The rules released by the Treasury Department and IRS are not yet finalized. Industry can still submit written or electronic comments to the Treasury Department and IRS by April 30. A public hearing is scheduled for May 15.
There’s a lot more to know about the proposed FATCA rules. Deloitte1 will release a more in-depth look at the rules and their implications in the coming days. In the meantime, these high-level takeaways aim to offer some context to help financial services executives begin to understand how FATCA is evolving.”

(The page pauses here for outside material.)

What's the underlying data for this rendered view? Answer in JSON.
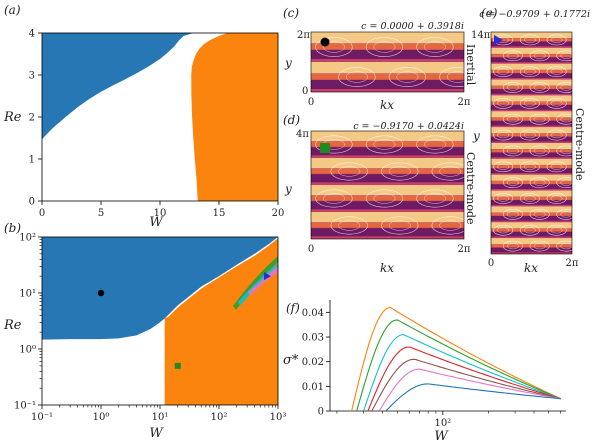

@CanuckDoc, I am in the same situation as you, as far as children are concerned.
For anybody thinking about alternative citizenship, you may want to look at Henley’s Visa Restriction Index:
https://www.henleyglobal.com/citizenship/visa-restrictions/
@Petros – some Consulates (e.g., Calgary) only require one appointment for renunciation. That could be because it serves a large geographical area; I had to travel 1,300 kms.
@Tim – one of the recent renunciates in Toronto mentioned that Mrs. A. said they had hired more people to handle processing the paperwork. It might have been Baird68 but I can’t remember which post/thread.. My impression was she meant more people hired in Wash DC and that the wait time was ~ 5 months.
Every so often I take a look at the appointment schedule in Toronto and it’s often quite open, so no apparent slow downs here.
@ Rick Blaine I wonder why Canada is not higher up on the list? At any rate this struck me as odd:
Tax Planning Aspects of Alternative Citizenship
There is a growing tendency for many countries to follow the lead of the United States in taxing even non-resident citizens. Alternative citizenship is therefore increasingly important as an effective tool for international tax planning. As a national of two or more different states, you generally have more planning options open to you, and also enjoy more privacy in banking and investment.
Does anyone know about this “growing tendency for many countries to follow the lead of the United States in taxing even non-resident citizens?” I also cannot follow the logic of two citizenships being effective for tax planning. One of the more disturbing aspects of trying to decide to renounce was the off-setting situations of my CDN husband inheriting from me or my dual son. And “more privacy in banking?”
RE: CLN
The idea that restrictions or obligations related to national or ethnic origin could be released by an official “certification” is not new. The Reich paid a lot of attention to this sort of thing.
http://www.holocaustresearchproject.org/holoprelude/reichclaw.html
(link to see original document)
——————– verbatim —————
Petition for exemption of Jewish classification:
Polizeipräsident
Hamburg 3rd November 2542
Herrn
Dr. Hugo Israel Möller
in Hamburg
Rathausstr. 27 II.
II C 10.71.10/263/41
Ref. : Exemption of the children Ingrid Eckler, born in Hamburg on the 29th October 1935, and Irene Sara Eckler, born in Hamburg on the 6th August 1937, from the regulations of the Reich Citizenship Laws and their implementation.
Their former guardian, Dr. Hermann Israel Gerson, applied for the equal grading of the children as Jewish ‘Mischling’, second degree.
As their present guardian, you are hereby informed that on orders from the Reich Interior Minister, due to the war, it is necessary to reduce administration work and such petitions will not be dealt with until further notice.
The certificates sent by your predecessor can be returned on application.
2.) Copy D 51
with File 1
To the Amtsgericht. De12t. 112 Hamburg
with the request to take note.
The Guardianship File, ref. no.112 vn E 83, received 28th October 1942, is herewith returned.ethnicity is not new.